Mon pseudonyme est en fait un surnom qui m’a été donné lors de la sortie de La Cité de la Peur, le film des nuls, en référence au personnage incarné par Alain Chabat. Je suis au moins aussi maladroit que le personnage qu’il incarne, d’où le surnom. C’est d’ailleurs amusant puisque je travaille aujourd’hui avec Alain Berberian qui a réalisé ce film. De plus, la sonorité « Kara » se retrouve dans pratiquement toutes les cultures et à ce titre, me convient parfaitement.

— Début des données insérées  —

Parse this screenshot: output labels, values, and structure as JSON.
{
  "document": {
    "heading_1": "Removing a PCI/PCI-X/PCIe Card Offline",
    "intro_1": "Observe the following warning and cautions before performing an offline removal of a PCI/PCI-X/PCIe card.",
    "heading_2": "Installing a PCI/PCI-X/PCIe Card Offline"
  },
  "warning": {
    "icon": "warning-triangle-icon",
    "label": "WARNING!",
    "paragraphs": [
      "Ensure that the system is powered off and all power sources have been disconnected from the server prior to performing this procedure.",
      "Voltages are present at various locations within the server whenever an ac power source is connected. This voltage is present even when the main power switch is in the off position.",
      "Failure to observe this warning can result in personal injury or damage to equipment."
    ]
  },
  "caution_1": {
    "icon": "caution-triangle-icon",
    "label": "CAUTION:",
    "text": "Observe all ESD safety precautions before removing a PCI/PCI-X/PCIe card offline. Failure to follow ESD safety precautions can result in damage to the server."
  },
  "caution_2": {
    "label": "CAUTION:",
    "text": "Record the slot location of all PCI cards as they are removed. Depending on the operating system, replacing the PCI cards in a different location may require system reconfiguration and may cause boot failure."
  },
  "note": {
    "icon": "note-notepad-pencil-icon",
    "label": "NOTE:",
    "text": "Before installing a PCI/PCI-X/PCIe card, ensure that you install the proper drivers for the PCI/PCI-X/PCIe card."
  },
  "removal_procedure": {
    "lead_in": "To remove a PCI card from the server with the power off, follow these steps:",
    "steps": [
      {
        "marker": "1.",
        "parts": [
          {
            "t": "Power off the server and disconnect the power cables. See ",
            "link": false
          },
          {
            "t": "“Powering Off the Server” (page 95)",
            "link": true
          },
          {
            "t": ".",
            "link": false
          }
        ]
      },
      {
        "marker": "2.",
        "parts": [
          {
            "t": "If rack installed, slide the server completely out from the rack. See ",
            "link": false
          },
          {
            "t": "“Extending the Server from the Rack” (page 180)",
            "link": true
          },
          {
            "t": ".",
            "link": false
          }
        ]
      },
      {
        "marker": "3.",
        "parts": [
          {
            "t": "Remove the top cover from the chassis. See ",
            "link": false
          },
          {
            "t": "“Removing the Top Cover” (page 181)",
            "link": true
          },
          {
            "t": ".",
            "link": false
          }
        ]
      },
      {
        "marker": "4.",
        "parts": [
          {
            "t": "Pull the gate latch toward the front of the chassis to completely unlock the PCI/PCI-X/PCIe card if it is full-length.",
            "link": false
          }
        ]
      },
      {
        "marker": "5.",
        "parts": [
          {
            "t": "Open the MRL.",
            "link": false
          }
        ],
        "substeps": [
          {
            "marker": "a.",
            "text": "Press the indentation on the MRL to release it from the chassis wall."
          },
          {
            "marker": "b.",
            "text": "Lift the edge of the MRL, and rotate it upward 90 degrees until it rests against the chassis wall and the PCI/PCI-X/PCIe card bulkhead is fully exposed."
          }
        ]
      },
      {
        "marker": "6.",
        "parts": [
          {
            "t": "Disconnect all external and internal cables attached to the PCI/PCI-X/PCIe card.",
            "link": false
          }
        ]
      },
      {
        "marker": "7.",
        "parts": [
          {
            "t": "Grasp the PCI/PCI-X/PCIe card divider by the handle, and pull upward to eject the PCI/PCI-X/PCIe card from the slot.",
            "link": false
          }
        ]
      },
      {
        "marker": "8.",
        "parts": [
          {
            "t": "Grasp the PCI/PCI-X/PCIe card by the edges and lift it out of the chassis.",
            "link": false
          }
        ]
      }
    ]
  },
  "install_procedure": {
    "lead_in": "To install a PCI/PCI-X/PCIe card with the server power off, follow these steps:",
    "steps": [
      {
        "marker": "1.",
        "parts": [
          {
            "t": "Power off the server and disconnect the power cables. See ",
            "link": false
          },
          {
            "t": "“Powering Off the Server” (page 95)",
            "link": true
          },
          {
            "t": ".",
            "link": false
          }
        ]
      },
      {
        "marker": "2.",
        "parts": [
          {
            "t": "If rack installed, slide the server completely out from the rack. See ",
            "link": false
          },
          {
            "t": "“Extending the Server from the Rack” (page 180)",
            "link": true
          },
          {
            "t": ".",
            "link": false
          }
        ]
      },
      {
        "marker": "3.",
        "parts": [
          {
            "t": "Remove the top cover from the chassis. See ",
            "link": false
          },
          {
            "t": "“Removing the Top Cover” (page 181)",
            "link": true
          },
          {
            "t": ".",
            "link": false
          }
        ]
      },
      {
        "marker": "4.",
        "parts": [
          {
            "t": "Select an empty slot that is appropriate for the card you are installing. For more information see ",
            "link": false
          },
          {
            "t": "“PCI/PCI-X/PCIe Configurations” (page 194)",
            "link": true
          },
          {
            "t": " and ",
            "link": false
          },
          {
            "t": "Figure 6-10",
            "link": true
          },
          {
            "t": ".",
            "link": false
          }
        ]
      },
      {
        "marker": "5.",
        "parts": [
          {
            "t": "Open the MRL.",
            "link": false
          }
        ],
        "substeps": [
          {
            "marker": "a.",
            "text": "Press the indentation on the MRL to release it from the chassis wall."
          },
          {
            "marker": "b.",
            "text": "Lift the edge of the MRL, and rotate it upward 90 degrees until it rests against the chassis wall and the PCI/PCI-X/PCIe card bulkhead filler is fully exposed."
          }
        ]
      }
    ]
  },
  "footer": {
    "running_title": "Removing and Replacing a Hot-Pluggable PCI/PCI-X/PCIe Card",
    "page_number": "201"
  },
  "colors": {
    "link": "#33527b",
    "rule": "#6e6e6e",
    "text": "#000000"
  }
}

David est mon vrai prénom. Le S vient du prénom de mon grand-père. Il a joué un rôle capital dans mon existence. Je souhaitais qu’il soit présent, qu’il m’accompagne dans cette aventure.. En l’emmenant lui, j’emmenais toute ma famille. Les similitudes avec des personnages portant des initiales similaires sont donc parfaitement fortuites.
Cassiopée. Vous écrivez sous le nom de Khara, un pseudonyme parce que (je vous cite) « mon nom de famille est intimement lié au trésor des Templiers et même aux Etats-Unis, certains passionnés m’ont harcelé à cause de mon patronyme. » ; est-ce pour mieux vous protéger ou un moyen pour vous d’être un autre quand vous écrivez ? Le S. serait-il Saunière comme l’abbé du même nom ?
David S. Khara. Bien tenté pour l’abbé Saunière, mais ce n’est pas mon nom. Outre cette histoire de Templier, bien réelle, et comme vous le supposez à juste raison, je souhaitais protéger ma famille, autant d’un succès possible que des critiques dont certaines confinent à l’attaque personnelle. L’idée de la création d’un alter ego pendant l’écriture est très juste. Aujourd’hui, avec le succès rencontré par les livres, et l’exposition qui en résulte, je ne regrette pas ce choix. Je sais qui je suis, d’où je viens, et prendre la grosse tête n’est définitivement pas mon truc. Sur ce point, je pense qu’avoir 42 ans en ayant pas mal bourlingué est une meilleure protection qu’un pseudonyme.
Cassiopée. Pour votre livre, la photo de couverture n’est pas la même en 10/18 et dans l’édition originale, vous a-t-on demandé votre avis ? Pourquoi ces choix ?
David S. Khara. Le choix se justifie par le fait que chaque éditeur possède ses propres codes graphiques, il était donc logique que 10-18 se dote d’une nouvelle couverture dans la mesure où celle de Critic ne collait pas avec leur charte.
Les Editions 10/18 m’ont effectivement demandé mon avis, et j’avoue avoir été séduit par l’image car elle symbolise merveilleusement Eytan.
Cassiopée. Dans votre opus, passé et présent sont liés, mêler le passé au présent est-il une façon de nous rappeler que le passé influence le présent et qu’il suffit de peu de choses pour basculer dans une « vie » ou une autre…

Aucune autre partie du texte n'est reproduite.